I probably would have gotten discouraged if I had been her. How do you pray for something—and a really good thing too—and keep praying even when you don’t get the answer you want? How do you do that for more than two decades? Eventually, I would have just assumed God wasn’t listening, and I would have given up. But not my mom.
After more than two decades, my mom got the answer to her prayers. My dad went back to church. And it was through the prayers of a grandma and the actions of a grandson. My son invited my dad to go to church. With the naïve innocence of a child, a 7-year-old did what no adult could do. He didn’t know he could have been rejected. He didn’t fully understand the situation. He just wanted Grandpa to go to church with him. And how do you say no to a child, and your grandson, no less? So the relentless prayers of a grandma were heard, and God answered by using the innocence of a grandson.
My dad has been going to church for more than a year now, and he has only grown more zealous about his faith. He started going to make his grandson happy, but now he goes because it makes him happy. He goes because he believes. He goes because he likes the community he has found there. He goes because he found God there. And he goes because he loves to see the big smile on my son’s face when he sits down in the pew.

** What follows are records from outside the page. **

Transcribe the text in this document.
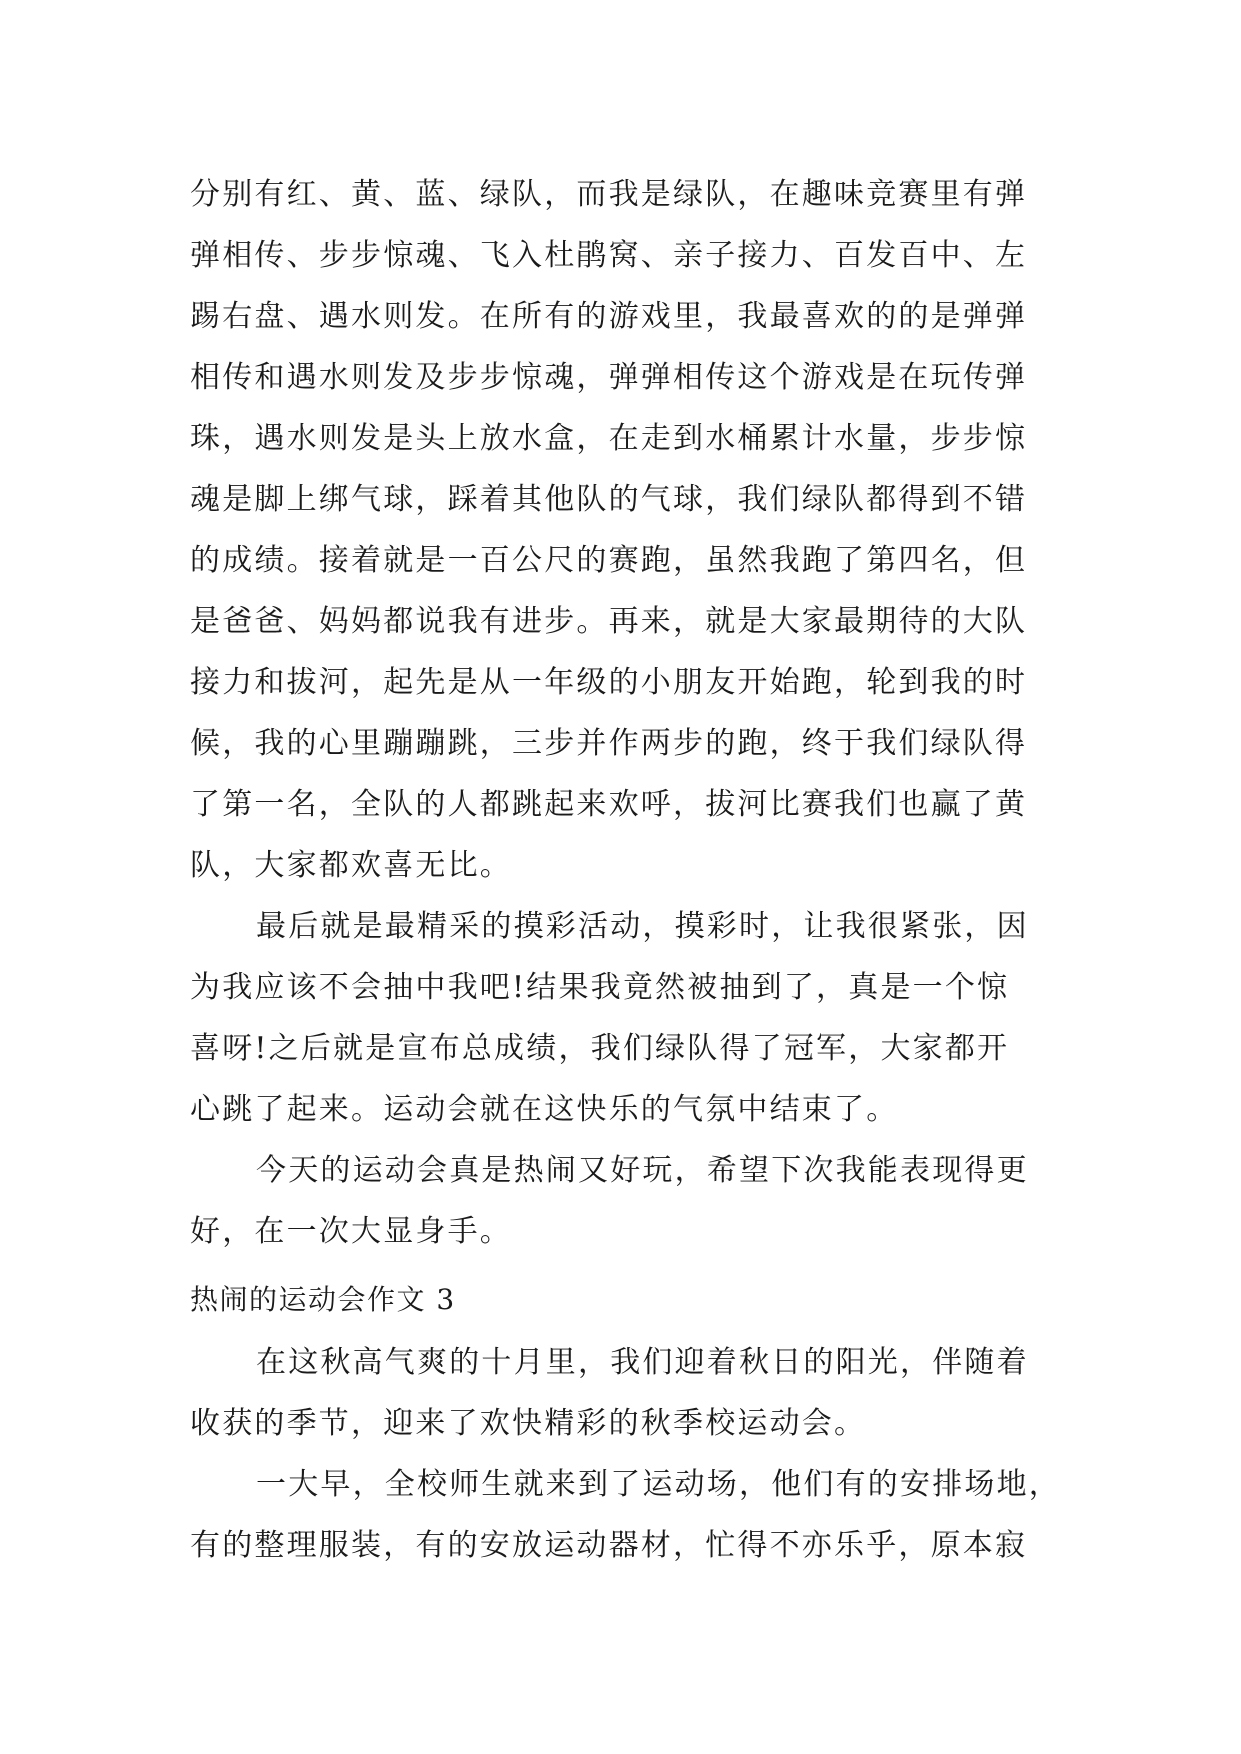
分别有红、黄、蓝、绿队，而我是绿队，在趣味竞赛里有弹

弹相传、步步惊魂、飞入杜鹃窝、亲子接力、百发百中、左

踢右盘、遇水则发。在所有的游戏里，我最喜欢的的是弹弹

相传和遇水则发及步步惊魂，弹弹相传这个游戏是在玩传弹

珠，遇水则发是头上放水盒，在走到水桶累计水量，步步惊

魂是脚上绑气球，踩着其他队的气球，我们绿队都得到不错

的成绩。接着就是一百公尺的赛跑，虽然我跑了第四名，但

是爸爸、妈妈都说我有进步。再来，就是大家最期待的大队

接力和拔河，起先是从一年级的小朋友开始跑，轮到我的时

候，我的心里蹦蹦跳，三步并作两步的跑，终于我们绿队得

了第一名，全队的人都跳起来欢呼，拔河比赛我们也赢了黄

队，大家都欢喜无比。

最后就是最精采的摸彩活动，摸彩时，让我很紧张，因

为我应该不会抽中我吧!结果我竟然被抽到了，真是一个惊

喜呀!之后就是宣布总成绩，我们绿队得了冠军，大家都开

心跳了起来。运动会就在这快乐的气氛中结束了。

今天的运动会真是热闹又好玩，希望下次我能表现得更

好，在一次大显身手。

热闹的运动会作文 3

在这秋高气爽的十月里，我们迎着秋日的阳光，伴随着

收获的季节，迎来了欢快精彩的秋季校运动会。

一大早，全校师生就来到了运动场，他们有的安排场地，

有的整理服装，有的安放运动器材，忙得不亦乐乎，原本寂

A grandmother’s prayers are relentless, and they are powerful. God heard the prayers of my mom all those years ago, and He began to lay the groundwork for the future answer to those prayers. He led me to DC where I met my husband. He gave us two beautiful children who are totally in love with the Lord. And he orchestrated the events that led my parents to retire and move south so they could be closer to their grandchildren. Then He inspired a little boy, who invited his grandpa to church with him. Because God knew what my dad needed in order to go to church. He needed his grandson.
God heard the prayers of a grandma, and He gave her exactly what she needed. Prayers are not answered in our time but in His time. God knows that some answers take time. Foundations need to be laid, decisions need to be made, circumstances need to be right. And then God answers. Because God always answers the relentless prayers of a grandma.